Nuri, gadis itu mondar-mandir di dalam kamar kosnya yang sempit. Berkali-kali dia menatap layar ponsel yang dia pengang. Sejak semalam, kekasihnya yang bernama Dennis tak bisa dihubungi. Puluhan chat dia kirim, hasilnya sama, centang satu. Dan saat dia menelepon, hasilnya juga tetap sama, operator yang menjawab.
"Kamu dimana sih Den, jangan buat aku takut kayak gini. Kamu gak sedang ninggalin aku kan?" Nuri bermonolog dengan mata berkaca-kaca.

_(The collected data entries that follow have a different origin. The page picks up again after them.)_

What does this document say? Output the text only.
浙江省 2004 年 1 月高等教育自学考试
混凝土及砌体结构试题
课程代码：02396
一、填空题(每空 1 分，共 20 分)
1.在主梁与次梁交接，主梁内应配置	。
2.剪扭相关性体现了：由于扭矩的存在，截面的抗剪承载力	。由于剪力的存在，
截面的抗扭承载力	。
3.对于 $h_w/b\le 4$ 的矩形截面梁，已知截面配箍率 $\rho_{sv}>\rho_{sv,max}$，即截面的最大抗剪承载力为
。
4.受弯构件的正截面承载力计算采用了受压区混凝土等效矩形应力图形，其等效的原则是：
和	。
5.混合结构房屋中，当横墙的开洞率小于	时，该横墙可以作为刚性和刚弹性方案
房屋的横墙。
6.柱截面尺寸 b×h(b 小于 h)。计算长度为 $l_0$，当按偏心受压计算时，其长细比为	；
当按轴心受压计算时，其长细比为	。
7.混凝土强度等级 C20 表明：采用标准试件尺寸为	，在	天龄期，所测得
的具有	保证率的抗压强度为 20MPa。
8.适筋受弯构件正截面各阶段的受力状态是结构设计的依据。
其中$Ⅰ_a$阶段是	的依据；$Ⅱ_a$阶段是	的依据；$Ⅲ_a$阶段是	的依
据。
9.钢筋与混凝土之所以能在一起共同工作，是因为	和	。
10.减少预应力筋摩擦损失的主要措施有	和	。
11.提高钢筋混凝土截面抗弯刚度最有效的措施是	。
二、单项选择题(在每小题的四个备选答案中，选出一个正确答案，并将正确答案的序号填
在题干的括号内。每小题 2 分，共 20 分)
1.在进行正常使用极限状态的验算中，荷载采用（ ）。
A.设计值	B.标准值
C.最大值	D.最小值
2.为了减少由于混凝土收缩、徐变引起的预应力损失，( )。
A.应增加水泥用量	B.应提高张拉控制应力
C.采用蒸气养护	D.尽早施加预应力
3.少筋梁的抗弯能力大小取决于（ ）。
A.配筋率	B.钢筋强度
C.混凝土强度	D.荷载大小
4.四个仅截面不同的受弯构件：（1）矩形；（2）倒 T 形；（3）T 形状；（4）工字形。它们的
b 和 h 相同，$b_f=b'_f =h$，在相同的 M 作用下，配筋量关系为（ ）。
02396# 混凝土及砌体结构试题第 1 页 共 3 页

Gadis itu meraba perutnya, disana ada benih Dennis, dan sekarang, pria itu bak lenyap ditelan bumi.
Dret dret dret
Nuri langsung melihat ponsel di tangannya begitu benda pipih itu bergetar. Seketika dia langsung kecewa saat melihat nama Diana di layar, padahal dia berharap, Dennis yang menghubunginya.
"Hallo, Di," sahut Nuri lemas.
"Dennis Nur, Dennis." Suara Diana terdengar panik.
"Ada apa dengan Dennis?" Nada suara Diana membuat Nuri cemas.
"Dennis kemarin kecelakaan, dia meninggal."
Plug
Ponsel di tangan Nuri sekatika terjatuh. Seluruh tubuhnya terasa lemas, kakinya seperti tak bertulang, hingga beberapa saat kemudian, dia luruh ke lantai.
"Nur, Nuri, kamu denger aku kan?" sayup-sayup masih terdengar suara Diana. "Nuri, kamu baik-baik sajakan?"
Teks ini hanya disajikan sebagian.